Theory of Computations,
Final Exam for the course
CS 5315, Spring 2017

Name: _____________________________________________________

You can use up to 5 handwritten pages of notes. Feel free to use extra sheets of paper if needed, but if you do, do not forget to put your name on each of these sheets.

1. Primitive recursive and mu-recursive functions:

1a. Why do we need to study primitive-recursive and mu-recursive functions in the first place? What programming concepts do they correspond to?

1b. Translate, step-by-step, the following double loop into a mu-recursive expression:

 int s = 2;
 while(s < a){
   for(int i = 1; i <= b; i++)
     {s = s + i;}
   }
You can use the multiplication function is this description. What is the result of this program when
a = b = 3?

1c. Prove, from scratch, that the remainder function a % b is primitive recursive. Provide a simpler proof that this function is mu-recursive.

1d. Is Kolmorogov complexity primitive recursive? mu-recursive? Explain your answers.

2. Computable sets, computable functions, and Turing machines:

2a. Why do we need to study decidable and recursively enumerable (r.e.) sets?

2b. Is the intersection of two r.e. sets always r.e.? If yes, prove it, if no, provide a counterexample.

2c. Prove that it is not possible, given a program that always halts, to check whether this program always computes 2* n + 1.

2d. Design a Turing machine that computes 2 * n + 1 in binary code. Trace this machine on the example of n = 102.

3. NP-hardness:

3a-d. Reduce the satisfiability problem for the formula (a \/ ~c) & (~b \/ c) & (a \/ b \/ c) to:

    a) 3-coloring,
    b) clique,
    c) subset sum problem, and
    d) interval computations.

3e. In proofs of what results are these reductions used? What do we gain by proving that a problem is NP-hard?

3f. Use the definitions of the classes P, NP, NP-hard, and NP-complete to describe, for each of these four classes, whether this class contains 3-coloring, 2-SAT, sorting, and subset sum. Explain your answers.

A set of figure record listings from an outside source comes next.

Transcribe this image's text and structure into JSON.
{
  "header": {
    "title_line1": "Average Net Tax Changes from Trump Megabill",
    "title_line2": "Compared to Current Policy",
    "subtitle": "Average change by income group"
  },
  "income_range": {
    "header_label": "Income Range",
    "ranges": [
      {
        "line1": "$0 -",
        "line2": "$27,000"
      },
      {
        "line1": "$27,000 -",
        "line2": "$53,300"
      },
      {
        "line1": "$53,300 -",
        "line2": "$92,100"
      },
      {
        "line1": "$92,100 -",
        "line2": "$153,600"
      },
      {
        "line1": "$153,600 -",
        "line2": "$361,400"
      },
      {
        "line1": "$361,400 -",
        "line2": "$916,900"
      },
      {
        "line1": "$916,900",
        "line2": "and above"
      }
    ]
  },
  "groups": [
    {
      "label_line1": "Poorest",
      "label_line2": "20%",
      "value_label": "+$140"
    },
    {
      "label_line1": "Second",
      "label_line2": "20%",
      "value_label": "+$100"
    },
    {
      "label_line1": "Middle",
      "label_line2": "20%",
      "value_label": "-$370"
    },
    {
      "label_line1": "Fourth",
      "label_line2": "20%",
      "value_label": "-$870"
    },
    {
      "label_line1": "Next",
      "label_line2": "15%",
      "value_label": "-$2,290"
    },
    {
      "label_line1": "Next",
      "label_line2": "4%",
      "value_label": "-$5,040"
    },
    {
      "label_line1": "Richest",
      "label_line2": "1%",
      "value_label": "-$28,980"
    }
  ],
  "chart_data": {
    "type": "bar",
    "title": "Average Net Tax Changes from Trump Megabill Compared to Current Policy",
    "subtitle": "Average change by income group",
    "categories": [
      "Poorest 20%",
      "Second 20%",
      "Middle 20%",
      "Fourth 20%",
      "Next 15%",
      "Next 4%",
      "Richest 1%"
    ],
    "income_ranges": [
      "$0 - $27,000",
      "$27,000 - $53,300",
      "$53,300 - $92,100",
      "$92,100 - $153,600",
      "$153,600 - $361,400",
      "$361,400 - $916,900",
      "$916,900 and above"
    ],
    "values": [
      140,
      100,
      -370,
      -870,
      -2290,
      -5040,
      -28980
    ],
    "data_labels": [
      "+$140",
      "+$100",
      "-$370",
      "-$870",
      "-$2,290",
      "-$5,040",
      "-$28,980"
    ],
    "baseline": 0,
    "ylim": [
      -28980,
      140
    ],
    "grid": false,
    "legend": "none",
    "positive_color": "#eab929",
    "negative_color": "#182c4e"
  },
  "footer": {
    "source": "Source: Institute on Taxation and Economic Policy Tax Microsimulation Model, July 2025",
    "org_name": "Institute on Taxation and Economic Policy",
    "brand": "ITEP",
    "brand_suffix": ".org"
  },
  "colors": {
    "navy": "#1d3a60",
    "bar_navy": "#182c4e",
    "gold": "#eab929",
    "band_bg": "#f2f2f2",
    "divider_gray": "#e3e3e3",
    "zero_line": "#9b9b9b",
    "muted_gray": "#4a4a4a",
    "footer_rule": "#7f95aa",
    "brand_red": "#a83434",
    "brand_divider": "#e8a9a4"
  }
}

3g. Give two examples of why the current definition of a feasible algorithm is not perfect:

  • an example when an algorithm is feasible according to this definition but not practically feasible, and
  • an example when an algorithm is not feasible according to this definition but is practically feasible.

4. Parallelization:

4a. matrices (2-D arrays) are added component-wise. Does the problem of adding n matrices belong to the class NC? Explain your answer.

4b. If we parallelize and take into account communication time, what is the fastest that we can compute the sum of two matrices? Explain your answer.

4c. Where are similar arguments used in the proof that satisfiability is NP-hard?

4d. What are the physical assumptions behind these arguments? Give two examples of how non-standard physics -- in which these assumptions are not satisfied -- can be used to solve NP-hard problems in polynomial time.

5. How to solve NP-hard problems?

5a. Suppose that a probabilistic algorithm for checking the program correctness misses the program's mistake 20% of the time. How many times do we need to repeat this algorithm to achieve reliability of 99%? And why do we need probabilistic algorithms in the first place?

5b. Apply both greedy algorithms to solve the following particular case of the knapsack problem: we have 4 objects with weights 20, 30, 40, and 50, values 1000, 1200, 1200, and 1500, and the overall weight of 50. Why do we need to use these algorithms, if they do not produce optimal results?

5c. (For extra credit) Give an example of how quantum computing can speed up computations.

6. Beyond NP: polynomial hierarchy:

6a. Which class of the polynomial hierarchy contains optimization problems? The problem of winning in 3 moves? Explain your answers.

6b. Which class of polynomial hierarchy contains Σ4Π1?

6c. Give an example of an oracle A for which PA = NPA. Explain your answer.

7. Projects:

7a. Briefly describe your project for this class.

7b. Briefly describe someone else's project for this class.